Project Director:

Project Director, Paul Lima is the founder of Endangered Coast. He is an American photographer born Feb. 5, 1961, in Ithaca, New York. Self taught, he has a ten year career in New York City as a freelance photographer. His photojournalism credits include photos and text in the international magazine Aqua Geographia. Exhibitions include: The United Nations, 1996. The Roger Smith Gallery, NYC, 1995. His other published works include: Global Competitor, Cover, Theater Week, The Brazilian Times, Portugal Brazilian News, The New York Law Journal, The New York Post, and The Daily News.
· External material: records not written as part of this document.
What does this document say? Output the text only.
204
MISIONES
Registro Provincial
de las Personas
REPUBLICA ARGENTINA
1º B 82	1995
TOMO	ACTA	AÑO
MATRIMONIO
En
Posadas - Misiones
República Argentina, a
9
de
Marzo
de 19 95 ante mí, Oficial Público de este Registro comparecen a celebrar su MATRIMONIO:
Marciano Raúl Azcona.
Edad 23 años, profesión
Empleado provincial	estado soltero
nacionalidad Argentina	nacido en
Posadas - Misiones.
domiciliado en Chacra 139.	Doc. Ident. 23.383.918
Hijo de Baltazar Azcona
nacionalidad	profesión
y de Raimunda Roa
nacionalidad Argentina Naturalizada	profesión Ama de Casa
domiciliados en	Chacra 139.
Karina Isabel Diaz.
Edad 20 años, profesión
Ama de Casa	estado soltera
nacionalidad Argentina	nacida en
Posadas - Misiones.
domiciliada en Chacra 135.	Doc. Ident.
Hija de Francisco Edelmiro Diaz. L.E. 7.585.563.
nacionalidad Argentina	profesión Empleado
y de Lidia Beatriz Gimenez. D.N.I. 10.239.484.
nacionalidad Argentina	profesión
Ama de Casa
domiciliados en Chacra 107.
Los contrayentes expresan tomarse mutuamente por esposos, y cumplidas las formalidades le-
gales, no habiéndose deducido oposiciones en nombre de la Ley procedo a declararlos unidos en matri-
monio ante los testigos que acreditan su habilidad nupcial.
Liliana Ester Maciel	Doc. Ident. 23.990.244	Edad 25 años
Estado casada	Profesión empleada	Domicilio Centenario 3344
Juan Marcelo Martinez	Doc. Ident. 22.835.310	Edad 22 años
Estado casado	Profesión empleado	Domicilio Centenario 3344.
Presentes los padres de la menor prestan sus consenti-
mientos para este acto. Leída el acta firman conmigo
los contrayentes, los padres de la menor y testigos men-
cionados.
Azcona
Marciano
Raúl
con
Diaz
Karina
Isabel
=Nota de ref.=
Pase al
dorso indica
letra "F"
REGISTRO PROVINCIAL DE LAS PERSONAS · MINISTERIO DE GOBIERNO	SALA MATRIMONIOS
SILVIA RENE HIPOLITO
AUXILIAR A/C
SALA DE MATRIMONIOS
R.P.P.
Mr. Lima's photograph's of Brazil were made on three major trips to the country in 1988, 1994, and 1998. The changes he saw in the region convinced him that a photo documentary of the Northeast Coast was important and necessary.

The United Nations agreed and in 1996 invited Mr. Lima to present his images to the world, in a solo exhibition. Joanne F. Przeworski of UNEP, writes "The UN strongly supports such individual activism aimed at motivating others to undertake conservation and ecologically sound development....I belive efforts such as his--to raise awareness in the areas under threat--are particularly important."

Equally impressed was Robert L. Carneiro, Curator of South American Ethnology at the American Museum of Natural History in NYC. He writes "...This most interesting tradition of fishing and seamanship is being seriously threatened by modern developement...I am convinced that your project richly deserves to be funded."

In Italy, magazines like Aqua Geographia, whose dedication to "life above and below water" prompted its editor, Heko Bueler, to remark, "We look forward in publishing more of Mr. Lima's work world-wide and to do what we can to publicize his efforts."

Looking to the future Mr. Lima states , "I will continue to press for the cultural survival of the Brazilian fishermen and will seek to document other fishing cultures, particularly those in the Americas."